Il primo: la precarizzazione del mercato del lavoro. Draghi afferma, ed è assolutamente vero, che la media europea dei lavori intermittenti, occasionali ed a tempo limitato, ha superato la soglia del 30%. In questo scenario, il comportamento delle persone interessate è quello di privilegiare le politiche degli orari rispetto a quelle salariali. Chi teme di non essere confermato o che anche quelle poche ore di lavoro possano venir meno, certo non rivendica aumenti salariali, bensì una grande disponibilità alla flessibilità totale degli orari. La conseguenza econometrica è l’abbassamento del montante complessivo salariale e quindi una ripercussione negativa sulla domanda.
Secondo, i salari. La considerazione avanzata da Draghi sta in questi termini. Il Presidente rileva che l’unica parte fiscalmente incentivata dei salari, è quella del rapporto tra salari e produttività, a livello aziendale. Che ovviamente è giusta e che va estesa e consolidata, ma che purtroppo, nella media europea, riguarda solo il 12% dei lavoratori (in Italia intorno al 20). E che quindi esiste una sorta di rottura tra salari e fisco.

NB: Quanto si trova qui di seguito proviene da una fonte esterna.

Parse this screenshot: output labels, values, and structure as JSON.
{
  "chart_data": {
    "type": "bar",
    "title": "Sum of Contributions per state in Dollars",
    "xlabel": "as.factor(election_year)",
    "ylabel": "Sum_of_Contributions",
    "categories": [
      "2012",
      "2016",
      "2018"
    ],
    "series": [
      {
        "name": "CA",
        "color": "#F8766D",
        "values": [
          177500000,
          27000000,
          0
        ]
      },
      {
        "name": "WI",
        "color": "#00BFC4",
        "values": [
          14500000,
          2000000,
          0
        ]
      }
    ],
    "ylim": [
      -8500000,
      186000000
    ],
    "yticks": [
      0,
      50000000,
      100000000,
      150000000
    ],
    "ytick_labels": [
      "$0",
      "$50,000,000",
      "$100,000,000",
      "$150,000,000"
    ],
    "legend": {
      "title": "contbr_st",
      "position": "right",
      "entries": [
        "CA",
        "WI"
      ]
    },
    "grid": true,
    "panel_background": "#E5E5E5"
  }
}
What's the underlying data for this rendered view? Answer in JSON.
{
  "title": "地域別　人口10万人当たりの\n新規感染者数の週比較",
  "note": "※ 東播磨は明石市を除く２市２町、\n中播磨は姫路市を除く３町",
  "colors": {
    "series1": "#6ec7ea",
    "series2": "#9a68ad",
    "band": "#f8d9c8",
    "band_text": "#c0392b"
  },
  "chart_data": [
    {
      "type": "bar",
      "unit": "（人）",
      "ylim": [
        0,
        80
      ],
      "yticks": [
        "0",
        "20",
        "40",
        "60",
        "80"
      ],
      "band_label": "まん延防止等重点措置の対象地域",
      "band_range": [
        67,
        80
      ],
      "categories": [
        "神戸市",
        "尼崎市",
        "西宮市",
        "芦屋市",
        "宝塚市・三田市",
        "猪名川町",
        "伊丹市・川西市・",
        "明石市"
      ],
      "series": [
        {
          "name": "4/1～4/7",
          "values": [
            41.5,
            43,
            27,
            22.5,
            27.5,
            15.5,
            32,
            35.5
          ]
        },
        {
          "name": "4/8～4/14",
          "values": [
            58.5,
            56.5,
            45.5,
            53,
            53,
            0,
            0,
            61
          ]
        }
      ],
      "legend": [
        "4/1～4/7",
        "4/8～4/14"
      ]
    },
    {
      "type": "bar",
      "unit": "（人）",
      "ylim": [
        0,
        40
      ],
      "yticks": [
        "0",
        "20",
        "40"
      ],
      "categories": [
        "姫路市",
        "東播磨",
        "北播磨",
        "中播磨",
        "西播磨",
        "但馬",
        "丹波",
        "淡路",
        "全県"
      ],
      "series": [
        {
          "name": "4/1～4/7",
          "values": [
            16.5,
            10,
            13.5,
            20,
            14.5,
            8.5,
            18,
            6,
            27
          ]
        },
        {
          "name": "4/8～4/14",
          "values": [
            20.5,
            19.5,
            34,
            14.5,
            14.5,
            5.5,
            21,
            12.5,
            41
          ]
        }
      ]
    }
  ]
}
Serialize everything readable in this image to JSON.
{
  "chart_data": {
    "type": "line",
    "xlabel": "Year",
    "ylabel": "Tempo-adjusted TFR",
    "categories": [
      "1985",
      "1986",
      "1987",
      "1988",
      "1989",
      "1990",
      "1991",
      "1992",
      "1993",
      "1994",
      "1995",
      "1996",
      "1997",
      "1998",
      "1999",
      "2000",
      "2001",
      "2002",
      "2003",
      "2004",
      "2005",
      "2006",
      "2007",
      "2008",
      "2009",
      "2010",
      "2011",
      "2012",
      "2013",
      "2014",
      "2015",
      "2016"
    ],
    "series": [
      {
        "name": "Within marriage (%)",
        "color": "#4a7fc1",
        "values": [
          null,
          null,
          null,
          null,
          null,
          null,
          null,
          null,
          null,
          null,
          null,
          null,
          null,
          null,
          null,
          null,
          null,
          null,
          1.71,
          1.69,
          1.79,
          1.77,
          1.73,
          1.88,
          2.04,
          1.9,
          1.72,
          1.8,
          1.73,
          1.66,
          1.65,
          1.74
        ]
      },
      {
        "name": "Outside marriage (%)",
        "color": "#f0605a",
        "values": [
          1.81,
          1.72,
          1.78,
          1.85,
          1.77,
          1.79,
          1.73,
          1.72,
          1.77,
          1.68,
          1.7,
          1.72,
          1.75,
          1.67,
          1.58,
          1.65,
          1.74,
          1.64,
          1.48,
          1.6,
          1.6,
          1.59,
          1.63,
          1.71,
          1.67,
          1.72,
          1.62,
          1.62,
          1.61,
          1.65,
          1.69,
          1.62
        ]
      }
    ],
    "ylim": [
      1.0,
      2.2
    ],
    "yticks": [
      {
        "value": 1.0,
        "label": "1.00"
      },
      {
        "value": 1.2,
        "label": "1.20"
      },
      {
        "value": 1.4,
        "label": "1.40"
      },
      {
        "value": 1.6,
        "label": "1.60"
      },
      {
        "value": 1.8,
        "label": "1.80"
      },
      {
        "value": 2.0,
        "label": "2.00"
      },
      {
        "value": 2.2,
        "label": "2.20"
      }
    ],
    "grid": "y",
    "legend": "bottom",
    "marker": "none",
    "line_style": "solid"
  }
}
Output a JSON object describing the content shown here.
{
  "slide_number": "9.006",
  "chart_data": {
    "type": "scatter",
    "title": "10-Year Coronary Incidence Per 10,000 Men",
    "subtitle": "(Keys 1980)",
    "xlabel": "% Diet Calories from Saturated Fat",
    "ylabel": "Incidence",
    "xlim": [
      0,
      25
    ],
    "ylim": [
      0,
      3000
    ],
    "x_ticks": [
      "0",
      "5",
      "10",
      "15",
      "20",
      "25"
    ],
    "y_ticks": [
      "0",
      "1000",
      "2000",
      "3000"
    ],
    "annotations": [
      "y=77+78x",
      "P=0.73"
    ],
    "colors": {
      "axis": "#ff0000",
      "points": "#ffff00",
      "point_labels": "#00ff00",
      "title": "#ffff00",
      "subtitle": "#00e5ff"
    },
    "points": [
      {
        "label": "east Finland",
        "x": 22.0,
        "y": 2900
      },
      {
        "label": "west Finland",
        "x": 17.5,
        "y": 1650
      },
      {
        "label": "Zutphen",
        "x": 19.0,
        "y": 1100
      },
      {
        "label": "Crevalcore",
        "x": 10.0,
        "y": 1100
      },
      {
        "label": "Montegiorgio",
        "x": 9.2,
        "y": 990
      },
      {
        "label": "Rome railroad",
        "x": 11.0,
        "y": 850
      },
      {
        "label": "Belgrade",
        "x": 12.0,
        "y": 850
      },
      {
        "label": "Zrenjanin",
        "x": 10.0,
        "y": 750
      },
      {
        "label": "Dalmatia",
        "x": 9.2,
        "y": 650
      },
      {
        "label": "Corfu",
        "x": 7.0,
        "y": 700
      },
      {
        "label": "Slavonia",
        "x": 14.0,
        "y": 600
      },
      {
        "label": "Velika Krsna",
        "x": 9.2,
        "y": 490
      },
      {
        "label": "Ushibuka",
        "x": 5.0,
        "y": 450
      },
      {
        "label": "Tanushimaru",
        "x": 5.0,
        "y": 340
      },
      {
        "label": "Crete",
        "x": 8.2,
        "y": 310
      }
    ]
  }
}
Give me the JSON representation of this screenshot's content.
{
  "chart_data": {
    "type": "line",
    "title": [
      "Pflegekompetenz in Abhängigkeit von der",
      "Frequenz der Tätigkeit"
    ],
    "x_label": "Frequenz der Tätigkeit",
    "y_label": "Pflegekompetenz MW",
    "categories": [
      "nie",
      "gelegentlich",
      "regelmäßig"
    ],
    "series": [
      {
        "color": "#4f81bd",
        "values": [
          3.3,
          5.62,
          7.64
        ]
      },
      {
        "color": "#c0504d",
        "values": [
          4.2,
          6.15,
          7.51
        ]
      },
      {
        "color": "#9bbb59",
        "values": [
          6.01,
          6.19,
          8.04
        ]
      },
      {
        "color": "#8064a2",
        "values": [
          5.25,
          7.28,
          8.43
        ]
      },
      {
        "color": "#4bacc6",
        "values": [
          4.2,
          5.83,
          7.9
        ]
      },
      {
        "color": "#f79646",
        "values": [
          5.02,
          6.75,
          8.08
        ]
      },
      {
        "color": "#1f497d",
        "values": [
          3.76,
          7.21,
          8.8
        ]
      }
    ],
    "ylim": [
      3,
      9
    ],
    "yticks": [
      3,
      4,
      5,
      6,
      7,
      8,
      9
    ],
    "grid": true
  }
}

Superare questa frattura lo si potrebbe fare alla sola condizione che, in tutta Europa dove esistono i contratti nazionali collettivi di lavoro, ovvero in undici Paesi su 28, i Governi valutassero la fiscalizzazione degli aumenti salariali dei rinnovi contrattuali: quindi non solo l’intervento sul cuneo fiscale, ma oltre ad esso quello sui salari da contratto nazionale e quindi per una platea universale di lavoratori. Ovviamente tutto questo avrebbe un costo rilevante (da noi la fiscalizzazione universale del cuneo fiscale per 15 milioni di lavoratori privati, costa più di mezzo punto di Pil) a cui aggiungere quella dei salari da contratto nazionale.
Questo si, conclude il Presidente della Bce, rappresenterebbe un volano formidabile per il rilancio dei consumi e della crescita europea. Draghi, quindi si rivolge più ai Governi che alle parti sociali e ai Governi dice che le risorse dovrebbero essere reperite con un cambio delle politiche di imposizione fiscale, tassando di più i beni e le proprietà invece che le persone fisiche. L’Ecofin, su questo terreno, si muove lungo la stessa direzione ed è stata non celato il suo dissenso, ad esempio per l’ Italia, dell’esenzione generalizzata della tassazione sulla casa oltre alla pressione per introdurre l’obbligo alla fatturazione elettronica tra privati, la cui evasione dell’Iva, tocca i 40 miliardi. Ai voglia ad intervenire sul cuneo e sui salari contrattuali.
Di questo si tratta. Varrebbe la pena allora che proprio su questo ci cimentassimo.